Onu satarlar, kiraya verirler... Ne denli başarılı olur ve çok kazanırsa, tutsaklığı o oranda artar. Askeri disiplin altında, günlük yorucu idmanlarda ezilir. Bedeni, sağlıklı görünüm ardında acıyı unutturan analjezik (ağrı kesiciler) bombardımanlarına tutulur, kortizon iğneleriyle delik deşik olur. Önemli maçlar öncesinde onu toplama kamplarına hapsederler, buralarda zorla çalıştırılır, aptalca yemekler yer, suyla sarhoş olur ve yalnız uyur.
Başka mesleklerde yolun sonu ihtiyarlıkla gelir; bir futbolcu ise henüz 30 yaşında ihtiyar sayılabilir.
Bazen yolun sonu 30'dan önce bir sakatlıkla gelebilir.
Futbolcu bütün parasını tek ata yatırdığını o zaman fark eder.
Ün denen o ılık yaz meltemi, bir teselli mektubu bile bırakmadan uçup gitmiştir.
Ya futbol yıldızı?
"Günlerden bir gün rüzgar tanrıçası onun ayaklarına birer öpücük kondurur. Futbol yıldızı işte bu öpücükle teneke bir kulübede, kollarının arasında topla doğar.
Yürümeyi öğrendiği andan başlayarak top oynamayı da bilir. Gece inip, top görünmez oluncaya kadar sokak aralarında koşturur.
Sonra stadyumlara geçer. Rüzgar gibi eser. Kitleleri sürükler.
Top onu arar ve tanır. Yıldız, topu parlatır, onu konuşturur. Yıldız oynadığında takım 12 kişiymiş gibi olur.

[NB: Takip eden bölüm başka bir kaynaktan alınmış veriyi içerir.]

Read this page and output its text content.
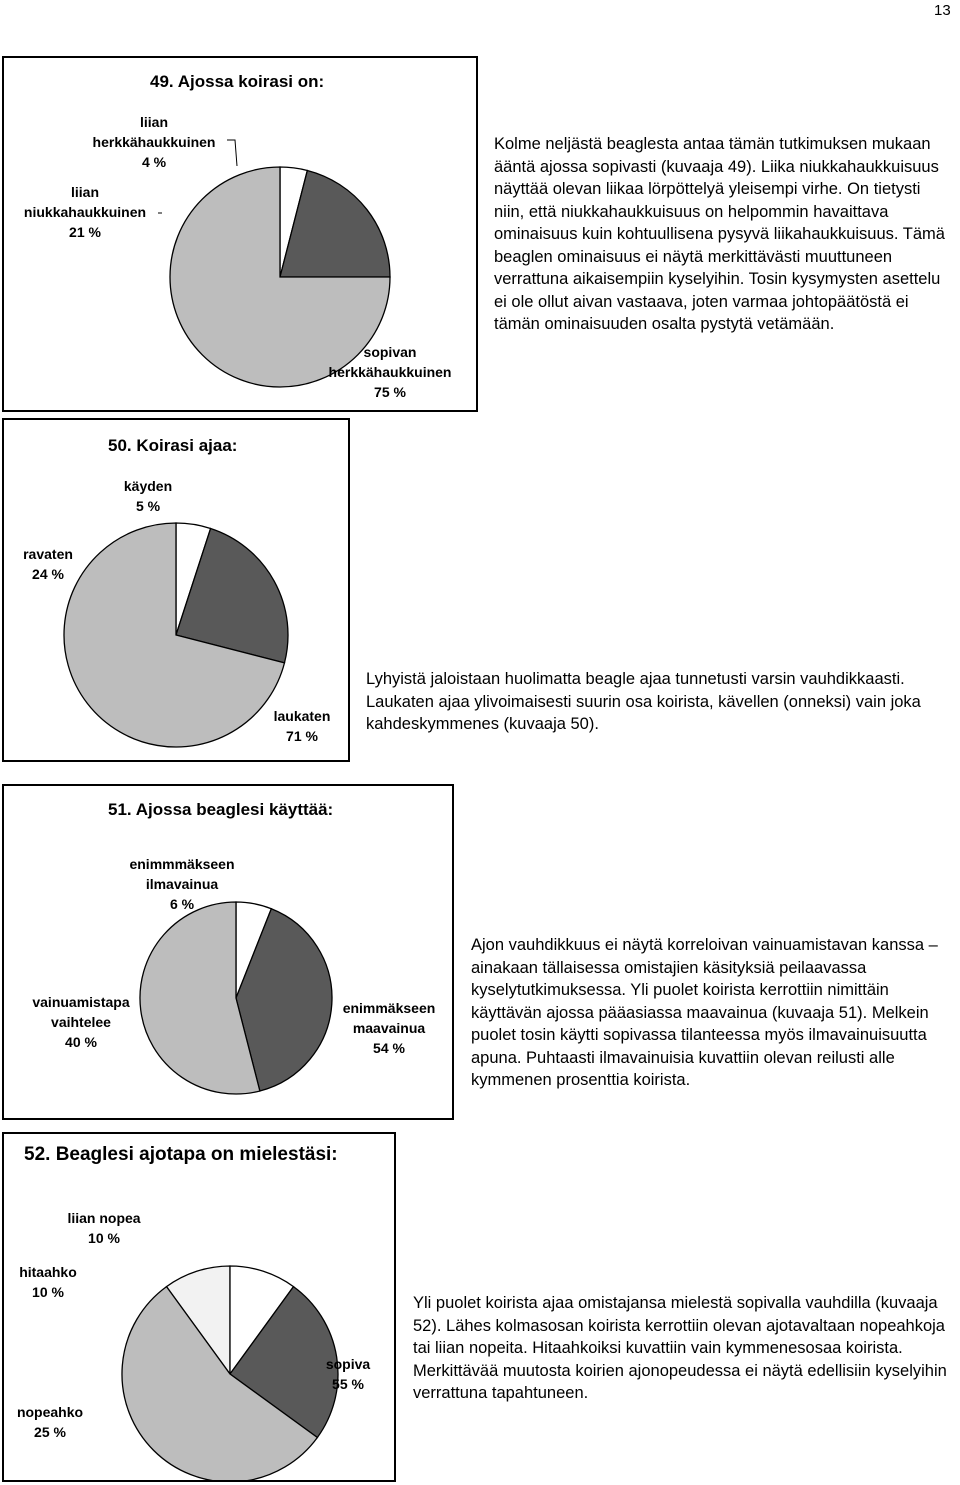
13
49. Ajossa koirasi on:
liian
herkkähaukkuinen
4 %
liian
niukkahaukkuinen
21 %
sopivan
herkkähaukkuinen
75 %

Kolme neljästä beaglesta antaa tämän tutkimuksen mukaan ääntä ajossa sopivasti (kuvaaja 49). Liika niukkahaukkuisuus näyttää olevan liikaa lörpöttelyä yleisempi virhe. On tietysti niin, että niukkahaukkuisuus on helpommin havaittava ominaisuus kuin kohtuullisena pysyvä liikahaukkuisuus. Tämä beaglen ominaisuus ei näytä merkittävästi muuttuneen verrattuna aikaisempiin kyselyihin. Tosin kysymysten asettelu ei ole ollut aivan vastaava, joten varmaa johtopäätöstä ei tämän ominaisuuden osalta pystytä vetämään.

50. Koirasi ajaa:
käyden
5 %
ravaten
24 %
laukaten
71 %

Lyhyistä jaloistaan huolimatta beagle ajaa tunnetusti varsin vauhdikkaasti. Laukaten ajaa ylivoimaisesti suurin osa koirista, kävellen (onneksi) vain joka kahdeskymmenes (kuvaaja 50).

51. Ajossa beaglesi käyttää:
enimmmäkseen
ilmavainua
6 %
vainuamistapa
vaihtelee
40 %
enimmäkseen
maavainua
54 %

Ajon vauhdikkuus ei näytä korreloivan vainuamistavan kanssa – ainakaan tällaisessa omistajien käsityksiä peilaavassa kyselytutkimuksessa. Yli puolet koirista kerrottiin nimittäin käyttävän ajossa pääasiassa maavainua (kuvaaja 51). Melkein puolet tosin käytti sopivassa tilanteessa myös ilmavainuisuutta apuna. Puhtaasti ilmavainuisia kuvattiin olevan reilusti alle kymmenen prosenttia koirista.

52. Beaglesi ajotapa on mielestäsi:
liian nopea
10 %
hitaahko
10 %
nopeahko
25 %
sopiva
55 %

Yli puolet koirista ajaa omistajansa mielestä sopivalla vauhdilla (kuvaaja 52). Lähes kolmasosan koirista kerrottiin olevan ajotavaltaan nopeahkoja tai liian nopeita. Hitaahkoiksi kuvattiin vain kymmenesosaa koirista. Merkittävää muutosta koirien ajonopeudessa ei näytä edellisiin kyselyihin verrattuna tapahtuneen.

- 12 mi dedin? 15, belki 20!"
.....
Ve taraftar...
Asıl 12. oyuncu.
Galeano şöyle diyor:
"Sahadaki 11 oyuncu, taraftarsız maçın, müziksiz dansa benzeyeceğini bilir."
....
Evet... Fakat sanayileşse de Futbol küresinde yurttaşlık hala keyif. "İyi futbol dilencisi olarak" Allah'a yakarmaya devam.